Cranes, backhoes, and buckets are used to remove silt or aquatic growth clogging a river used for navigation or a lake where water quality and clarity are declining. The digging equipment removes the silt or excess plant growth at the bottom of the body of water to reclaim its use. Sometimes the sand or sediment that is removed is used to restore beaches or to elevate land before construction projects begin.
Hydraulic excavation of small lakes or ponds can usually be accomplished from shore. A portable dredging machine with an extended-reach crane can be used on these types of dredging jobs. This type of machine can be effective at golf courses when a pond used for irrigation becomes shallow from water run-off carrying topsoil. On some pond or small lake projects, the basin is drained and allowed to dry up before heavy equipment is used to deepen the area.
Barges outfitted with cranes and buckets are usually used in shipping channels. Accumulated soil or sand is removed with earth movers and loaded onto a second barge, which takes the sediment to the shoreline. The silt is either dumped offshore or loaded into trucks for storage at a designated area.

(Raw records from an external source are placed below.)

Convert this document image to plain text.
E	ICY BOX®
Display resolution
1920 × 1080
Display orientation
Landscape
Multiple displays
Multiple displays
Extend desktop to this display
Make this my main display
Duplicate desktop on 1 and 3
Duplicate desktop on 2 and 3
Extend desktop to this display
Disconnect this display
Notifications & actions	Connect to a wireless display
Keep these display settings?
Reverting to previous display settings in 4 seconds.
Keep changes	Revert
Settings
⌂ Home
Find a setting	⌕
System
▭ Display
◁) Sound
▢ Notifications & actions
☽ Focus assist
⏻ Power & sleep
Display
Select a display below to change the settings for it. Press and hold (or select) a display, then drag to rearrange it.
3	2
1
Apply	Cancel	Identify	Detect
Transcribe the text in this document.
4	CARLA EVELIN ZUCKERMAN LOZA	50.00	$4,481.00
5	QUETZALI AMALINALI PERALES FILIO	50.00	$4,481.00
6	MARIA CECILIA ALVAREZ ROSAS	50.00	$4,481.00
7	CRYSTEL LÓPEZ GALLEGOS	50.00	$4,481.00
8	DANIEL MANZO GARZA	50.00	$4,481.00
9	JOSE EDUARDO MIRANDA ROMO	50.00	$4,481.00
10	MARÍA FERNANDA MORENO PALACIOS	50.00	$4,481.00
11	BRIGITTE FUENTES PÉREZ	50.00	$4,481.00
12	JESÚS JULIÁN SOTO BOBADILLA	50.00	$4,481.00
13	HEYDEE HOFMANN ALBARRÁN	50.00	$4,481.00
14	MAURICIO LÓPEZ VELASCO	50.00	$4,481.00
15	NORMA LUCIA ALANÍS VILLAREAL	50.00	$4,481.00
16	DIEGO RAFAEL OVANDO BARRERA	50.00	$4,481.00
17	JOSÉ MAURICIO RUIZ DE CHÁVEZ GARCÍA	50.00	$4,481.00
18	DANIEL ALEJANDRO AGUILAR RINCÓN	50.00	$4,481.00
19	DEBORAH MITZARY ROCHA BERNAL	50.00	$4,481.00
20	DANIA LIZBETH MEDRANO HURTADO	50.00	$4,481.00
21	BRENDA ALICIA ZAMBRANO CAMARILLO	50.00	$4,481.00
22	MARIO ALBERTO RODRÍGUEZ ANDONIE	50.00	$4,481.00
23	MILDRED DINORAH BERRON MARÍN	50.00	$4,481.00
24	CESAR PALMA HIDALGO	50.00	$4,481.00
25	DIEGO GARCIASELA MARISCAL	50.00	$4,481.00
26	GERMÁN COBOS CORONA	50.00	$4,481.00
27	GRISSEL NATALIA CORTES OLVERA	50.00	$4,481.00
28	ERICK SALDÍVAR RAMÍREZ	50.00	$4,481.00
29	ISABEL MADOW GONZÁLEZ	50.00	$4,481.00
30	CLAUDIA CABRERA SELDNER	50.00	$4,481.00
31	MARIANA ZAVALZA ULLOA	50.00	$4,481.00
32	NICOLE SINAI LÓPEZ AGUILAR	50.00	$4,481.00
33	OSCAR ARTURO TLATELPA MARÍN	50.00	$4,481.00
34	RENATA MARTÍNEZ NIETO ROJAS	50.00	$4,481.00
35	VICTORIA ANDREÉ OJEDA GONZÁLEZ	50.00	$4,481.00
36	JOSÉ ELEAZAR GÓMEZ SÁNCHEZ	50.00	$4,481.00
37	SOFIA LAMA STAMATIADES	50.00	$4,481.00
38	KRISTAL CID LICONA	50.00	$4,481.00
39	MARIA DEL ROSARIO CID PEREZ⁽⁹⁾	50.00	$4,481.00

Some minor dredging jobs can be done with portable hydraulic devices. These floating dredgers suck soil from the bottom and carry it through a temporary pipe to an off-site location. Only two trips are necessary into the water — one to set up the equipment and another to remove it when the project is done.
Waterways and lakes can become shallow over the years by a natural process known as eutrophication. Silt or other sediment builds up over time to restrict shipping channels or reduce the depth of lakes or man-made reservoirs. Natural disasters that cause excessive run-off, and construction projects without silt control measures in place, can escalate eutrophication. The process can lead to a decline in the value of waterfront property and decrease the amount of water available for drinking or irrigation.
People seeking dredging jobs can often get training from heavy equipment companies that receive contracts on private or public work projects. Some operators work 12-hour shifts and may be needed for overtime if emergency work is required for flood prevention. Travel is often a required part of working on a dredging crew, and a dredging employee may have to endure adverse weather conditions at job sites.